Yo~, aku sedang UAS tapi sungguh tak bisa
menahan hasrat untuk tidak menulis#dasar ==”
Lagipula UAS di kelas IPA apa menariknya?
yang menarik hanya PKN dan Sejarah saja~
yang menarik hanya PKN dan Sejarah saja~
Oke, langsung saja, disini mungkin aku hanya
akan curhat, tapi sembari berbagi tips soal..
“beranikan saja dirimu, toh ia tak akan membunuhmu.”
Mungkin dalam beberapa kasus, steatment ini
tidak berlaku. Seperti halnya jika kau berurusan dengan seorang psikopat atau
ripper yang baru keluar dari penjara. Tapi yang jelas, dalam kasusku dan
manusia normal lainnya dalam artian yang biasa-biasa saja, jelas ini berlaku.
Jadi begini, aku akan mencoba untuk sedikit memberi doktrin. Tenang, ini bukan
semata ajaran sesat atau apapun yang membahayakan stabilitas jiwa lainnya, ini
hanya soal pengalamanku yang hendak kubagi karena akupun merasa agak miris jika
melihat korban setelahku berjatuhan lagi. Meski ini sudah semacam hukum alam.
Lumrah, ini seperti kebanyakan masalah manusia
seusiaku lainnya, terutama perempuan, karena sesuatu yang berlebihan yang kami
miliki itu, yang biasa disebut perasaan sensitif sebagai alibi haha. Yap, soal
err.. yah, kuakui mengatakan ini tak semudah ketika kau sedang kasmaran man~
Ketika kau sedang kasmaran mungkin kau akan menggombal semaumu, mengagung-agungkan
seseorang disana dengan umbul-umbul tinggi tanpa melihat kenyataan, melupa,
terbang tinggi, lalu menunggu takdir tanpa disadari. Entah takdir itu akan
melambungkanmu semakin tinggi atau menjatuhkanmu ke dasar terdalam. Terdengar
mengerikan?
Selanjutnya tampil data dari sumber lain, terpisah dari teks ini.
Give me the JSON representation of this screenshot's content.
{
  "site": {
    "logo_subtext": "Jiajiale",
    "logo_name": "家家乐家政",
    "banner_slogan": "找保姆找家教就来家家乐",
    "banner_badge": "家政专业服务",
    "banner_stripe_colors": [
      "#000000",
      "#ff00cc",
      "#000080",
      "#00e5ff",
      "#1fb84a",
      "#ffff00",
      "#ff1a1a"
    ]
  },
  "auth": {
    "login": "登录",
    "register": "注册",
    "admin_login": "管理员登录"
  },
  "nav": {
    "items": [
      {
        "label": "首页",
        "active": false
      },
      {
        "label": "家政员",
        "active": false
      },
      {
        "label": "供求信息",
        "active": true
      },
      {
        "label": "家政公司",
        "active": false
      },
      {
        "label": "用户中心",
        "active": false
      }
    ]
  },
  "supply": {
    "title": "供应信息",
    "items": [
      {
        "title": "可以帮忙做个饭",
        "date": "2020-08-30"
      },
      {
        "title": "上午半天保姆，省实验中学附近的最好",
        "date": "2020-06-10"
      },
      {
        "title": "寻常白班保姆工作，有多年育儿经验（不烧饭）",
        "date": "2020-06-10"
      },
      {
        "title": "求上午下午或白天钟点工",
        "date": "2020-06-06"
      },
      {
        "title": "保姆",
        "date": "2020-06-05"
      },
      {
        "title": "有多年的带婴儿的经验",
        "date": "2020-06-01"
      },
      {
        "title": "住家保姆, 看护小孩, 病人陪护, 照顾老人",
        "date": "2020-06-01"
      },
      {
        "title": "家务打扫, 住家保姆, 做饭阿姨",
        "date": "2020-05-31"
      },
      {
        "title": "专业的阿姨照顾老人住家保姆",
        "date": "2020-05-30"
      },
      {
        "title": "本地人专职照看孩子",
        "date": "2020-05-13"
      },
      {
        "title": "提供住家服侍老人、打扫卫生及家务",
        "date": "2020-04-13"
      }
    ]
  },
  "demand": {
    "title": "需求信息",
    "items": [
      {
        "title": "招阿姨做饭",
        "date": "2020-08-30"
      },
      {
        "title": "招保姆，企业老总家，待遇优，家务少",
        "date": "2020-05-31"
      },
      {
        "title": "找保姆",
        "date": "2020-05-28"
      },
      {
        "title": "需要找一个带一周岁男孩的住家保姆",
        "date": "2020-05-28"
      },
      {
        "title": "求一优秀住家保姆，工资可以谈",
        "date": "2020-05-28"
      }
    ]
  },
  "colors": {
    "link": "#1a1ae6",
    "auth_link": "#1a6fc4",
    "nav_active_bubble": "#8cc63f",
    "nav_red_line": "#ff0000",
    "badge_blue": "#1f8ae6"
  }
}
Maaf. Yang sedang kasmaran, nikmati saja, jangan hiraukan, ini
hanya kata kata orang patah hati#plakk. Hehe~
Mau apa lagi, begitulah kenyataannya#sigh
Sekarang, dengan mudahnya, semuanya meluncur
pasti karena memang mungkin sudah waktunya. Dengarkan saja, siapa tahu berguna
karena ini pengalaman hidupku sendiri. Beberapa waktu yang lalu, dengan naifnya
aku memalingkan muka dari kenyataan. Aku tidak menyesalinya, karena
bagaimanapun, itu saat-saat yang menyenangkan. Segala dalam hidupmu akan terasa
lebih membahagiakan, dan tak akan miskin gairah meski hanya dalam konteks yang
sia-sia.
Jadi begini, jika kau berkenan untuk membaca
postku yang lalu-lalu, yeah, kasusnya adalah aku sempat-atau masih- terlibat
kisah tunggal yang rumit dengan seorang teman kecilku. Rumit, yeah karena tak
pernah ada kejelasan soal ini. Aku hanya bisa diam, menatap kosong semua yang
telah berlalu dengan sia-sia. Waktu yang kubuang. Adakalanya, aku berfikir jika
ini lebih baik daripada mendapati kenyataan yang menyakitkan hati. Hey, itu
berpotensi mengakibatkan kasus bunuh diri, meski separah apapun sepertinya aku
adalah individu yang sanggup bertahan.
Tapi, itu hanya pemikiran dari satu sisi. Ketika
aku mendapati diriku waras suatu waktu, mungkin aku menyesal, toh saat ini,
ketika ia tahu segalanya, ia tak membunuhku.
Haha~
Mungkin, budaya negara kita tak memperkenankan
individu warganya menjadi seorang pecinta murni yang kejam dan agresif.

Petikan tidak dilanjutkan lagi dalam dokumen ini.